Oathes told The Nugget, “I saw the nesting box we have and asked my dad if I could look at the nest. I didn’t think the bird could make any more nests in there because the sticks that the birdhouse were made from looked so old.”

Tolzman added, “Since he already wanted to clean out the nest boxes, I thought it would be a good science-type home-school project. For home-school projects I’m always thinking of things that we do that could be educational. He quilts and helps me with canning.”

Most birds, including bluebirds, don’t reuse their old nests, no matter how clean they are. They typically build a new nest for each clutch. This reduces the prevalence of parasites. Mites and lice lay eggs in nest materials, producing a whole batch of young parasites that would have a head start in attacking a new set of nestlings.

The third-grader removes the old nests and then scrubs out the nest box with a vinegar and water solution.

“I’ve cleaned out eight,” he said, “One at my grandmas and two at my house and five at the neighbors.”

The neighbors, Petra, and Dwayne Chase, were educated about bluebirds and their nests when Oathes stopped by one day.

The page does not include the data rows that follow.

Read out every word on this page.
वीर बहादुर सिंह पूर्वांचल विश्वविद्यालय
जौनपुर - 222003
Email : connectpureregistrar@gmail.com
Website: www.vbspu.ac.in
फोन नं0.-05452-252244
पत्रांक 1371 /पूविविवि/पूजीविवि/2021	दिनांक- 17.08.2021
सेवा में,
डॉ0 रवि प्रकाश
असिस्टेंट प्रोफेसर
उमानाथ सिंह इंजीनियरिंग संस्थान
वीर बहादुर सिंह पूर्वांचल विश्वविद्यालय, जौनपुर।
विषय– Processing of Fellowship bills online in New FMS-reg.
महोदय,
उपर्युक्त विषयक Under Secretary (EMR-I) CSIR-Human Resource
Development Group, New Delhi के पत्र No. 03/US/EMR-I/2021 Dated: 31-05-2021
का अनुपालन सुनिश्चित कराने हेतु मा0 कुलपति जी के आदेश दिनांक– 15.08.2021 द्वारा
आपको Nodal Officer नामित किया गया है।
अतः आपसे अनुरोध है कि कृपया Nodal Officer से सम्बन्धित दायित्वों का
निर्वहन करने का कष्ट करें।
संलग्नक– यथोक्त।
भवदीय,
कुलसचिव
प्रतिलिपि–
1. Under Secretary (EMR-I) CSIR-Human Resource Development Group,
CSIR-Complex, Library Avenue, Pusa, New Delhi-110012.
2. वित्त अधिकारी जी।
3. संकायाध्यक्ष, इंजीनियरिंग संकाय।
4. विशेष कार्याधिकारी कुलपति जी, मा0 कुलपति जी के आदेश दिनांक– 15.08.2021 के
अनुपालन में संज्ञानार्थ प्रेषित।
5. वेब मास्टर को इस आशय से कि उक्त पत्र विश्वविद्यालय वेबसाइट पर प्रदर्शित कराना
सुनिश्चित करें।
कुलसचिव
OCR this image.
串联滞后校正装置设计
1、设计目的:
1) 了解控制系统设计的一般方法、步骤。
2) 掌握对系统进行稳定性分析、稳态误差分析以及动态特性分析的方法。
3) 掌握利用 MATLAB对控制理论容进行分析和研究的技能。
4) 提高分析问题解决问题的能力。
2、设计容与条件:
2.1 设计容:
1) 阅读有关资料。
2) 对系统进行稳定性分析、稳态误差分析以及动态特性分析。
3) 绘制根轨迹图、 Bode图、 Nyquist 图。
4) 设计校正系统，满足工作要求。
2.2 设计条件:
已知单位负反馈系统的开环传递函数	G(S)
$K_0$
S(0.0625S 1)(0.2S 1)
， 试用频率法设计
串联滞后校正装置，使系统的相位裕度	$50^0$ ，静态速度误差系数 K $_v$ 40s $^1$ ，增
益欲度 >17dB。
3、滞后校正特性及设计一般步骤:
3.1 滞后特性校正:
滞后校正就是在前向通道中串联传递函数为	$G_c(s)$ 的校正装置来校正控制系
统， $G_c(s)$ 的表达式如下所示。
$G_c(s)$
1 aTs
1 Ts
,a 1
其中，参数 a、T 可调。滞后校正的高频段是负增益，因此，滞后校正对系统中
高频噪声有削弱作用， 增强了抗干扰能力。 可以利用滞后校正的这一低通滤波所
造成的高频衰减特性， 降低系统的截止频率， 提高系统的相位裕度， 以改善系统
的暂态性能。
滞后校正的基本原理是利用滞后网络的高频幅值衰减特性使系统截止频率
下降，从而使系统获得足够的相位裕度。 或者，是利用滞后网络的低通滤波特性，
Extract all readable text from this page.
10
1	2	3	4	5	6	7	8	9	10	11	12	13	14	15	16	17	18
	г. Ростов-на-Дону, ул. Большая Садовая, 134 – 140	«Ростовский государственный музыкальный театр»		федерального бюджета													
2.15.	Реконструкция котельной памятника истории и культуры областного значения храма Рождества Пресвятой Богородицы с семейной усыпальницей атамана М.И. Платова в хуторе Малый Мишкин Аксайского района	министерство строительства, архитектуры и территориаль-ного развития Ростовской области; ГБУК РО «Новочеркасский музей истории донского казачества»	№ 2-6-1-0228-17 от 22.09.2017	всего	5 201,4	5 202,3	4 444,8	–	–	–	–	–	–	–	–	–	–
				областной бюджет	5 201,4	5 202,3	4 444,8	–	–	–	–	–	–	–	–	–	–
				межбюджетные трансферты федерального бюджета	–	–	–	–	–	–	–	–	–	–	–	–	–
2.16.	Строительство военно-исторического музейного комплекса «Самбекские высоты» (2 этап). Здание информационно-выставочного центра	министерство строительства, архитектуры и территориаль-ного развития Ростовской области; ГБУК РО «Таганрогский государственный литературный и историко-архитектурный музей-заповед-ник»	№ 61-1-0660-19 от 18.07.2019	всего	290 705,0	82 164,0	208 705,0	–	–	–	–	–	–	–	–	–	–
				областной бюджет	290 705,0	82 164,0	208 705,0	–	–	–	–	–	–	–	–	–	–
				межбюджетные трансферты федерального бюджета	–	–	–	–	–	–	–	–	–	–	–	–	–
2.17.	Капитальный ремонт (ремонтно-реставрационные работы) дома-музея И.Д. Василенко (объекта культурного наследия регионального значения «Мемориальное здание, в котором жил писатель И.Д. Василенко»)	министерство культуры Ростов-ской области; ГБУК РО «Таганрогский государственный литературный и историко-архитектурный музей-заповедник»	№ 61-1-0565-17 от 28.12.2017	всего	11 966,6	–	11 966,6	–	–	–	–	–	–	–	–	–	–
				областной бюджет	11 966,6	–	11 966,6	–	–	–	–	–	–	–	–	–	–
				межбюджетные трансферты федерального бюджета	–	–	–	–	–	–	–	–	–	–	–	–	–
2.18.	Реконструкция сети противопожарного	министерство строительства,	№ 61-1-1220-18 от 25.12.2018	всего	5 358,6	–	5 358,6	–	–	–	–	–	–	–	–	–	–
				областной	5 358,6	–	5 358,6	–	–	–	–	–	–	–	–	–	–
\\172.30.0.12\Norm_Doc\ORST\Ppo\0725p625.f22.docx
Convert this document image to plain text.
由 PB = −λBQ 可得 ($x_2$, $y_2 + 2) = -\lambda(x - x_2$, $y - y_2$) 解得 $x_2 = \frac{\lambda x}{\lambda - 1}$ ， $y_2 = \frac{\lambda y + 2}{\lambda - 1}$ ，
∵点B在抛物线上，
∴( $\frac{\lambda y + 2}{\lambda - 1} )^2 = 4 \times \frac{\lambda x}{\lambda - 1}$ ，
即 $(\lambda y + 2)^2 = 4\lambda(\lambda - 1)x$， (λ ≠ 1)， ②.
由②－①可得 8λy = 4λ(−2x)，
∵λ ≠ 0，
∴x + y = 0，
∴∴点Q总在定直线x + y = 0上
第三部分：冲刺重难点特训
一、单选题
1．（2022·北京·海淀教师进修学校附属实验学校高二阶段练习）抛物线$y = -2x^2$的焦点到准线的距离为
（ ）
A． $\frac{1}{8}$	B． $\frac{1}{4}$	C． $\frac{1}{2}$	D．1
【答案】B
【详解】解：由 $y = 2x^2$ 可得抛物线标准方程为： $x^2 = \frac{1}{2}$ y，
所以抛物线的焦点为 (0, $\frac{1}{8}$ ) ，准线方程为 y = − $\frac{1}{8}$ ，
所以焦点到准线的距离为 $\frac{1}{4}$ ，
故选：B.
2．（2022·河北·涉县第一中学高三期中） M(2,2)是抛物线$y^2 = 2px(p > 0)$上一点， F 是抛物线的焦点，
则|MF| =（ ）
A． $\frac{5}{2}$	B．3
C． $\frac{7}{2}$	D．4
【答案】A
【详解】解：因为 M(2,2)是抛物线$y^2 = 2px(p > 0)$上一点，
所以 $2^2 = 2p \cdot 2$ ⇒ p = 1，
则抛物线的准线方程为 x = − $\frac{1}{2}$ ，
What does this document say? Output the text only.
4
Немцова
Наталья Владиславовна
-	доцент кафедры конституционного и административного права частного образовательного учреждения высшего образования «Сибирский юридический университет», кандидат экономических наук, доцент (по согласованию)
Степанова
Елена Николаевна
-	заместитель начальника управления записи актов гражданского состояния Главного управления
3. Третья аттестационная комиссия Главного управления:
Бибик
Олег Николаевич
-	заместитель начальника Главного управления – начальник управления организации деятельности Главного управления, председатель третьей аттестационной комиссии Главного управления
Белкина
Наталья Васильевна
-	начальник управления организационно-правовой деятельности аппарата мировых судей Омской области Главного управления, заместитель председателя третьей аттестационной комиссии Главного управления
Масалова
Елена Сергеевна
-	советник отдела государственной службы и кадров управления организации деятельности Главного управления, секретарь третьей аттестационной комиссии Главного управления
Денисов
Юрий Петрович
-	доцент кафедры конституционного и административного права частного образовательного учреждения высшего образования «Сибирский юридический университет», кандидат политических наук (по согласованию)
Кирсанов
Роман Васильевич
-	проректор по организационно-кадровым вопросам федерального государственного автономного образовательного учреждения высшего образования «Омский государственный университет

Petra said, “Jordan noticed that we had old nests in our bluebird birdhouses. He was well-informed and told us we had to remove the old nests for new bluebirds to nest in the spring. Jordan got all the information on how to clean the birdhouses out the right way by his grandmother Diane, his mom, Shawna, and on websites.”

Tolzman said, “We love seeing all the bluebirds in the area and want to provide them with a safe place to nest. I save all my thread from quilting, so we have bags of thread. We usually see some of our thread in the nests every year.”

She added, “We had a big swallows nest last year that was full of my colored thread.”

One of the challenges for bluebirds is that they’re losing habitat, including the standing dead trees, or snags, they depend on for nesting – the same trees often salvaged after fires. You can help them out by putting up nest boxes and providing food in the form of seed feeders and suet cakes.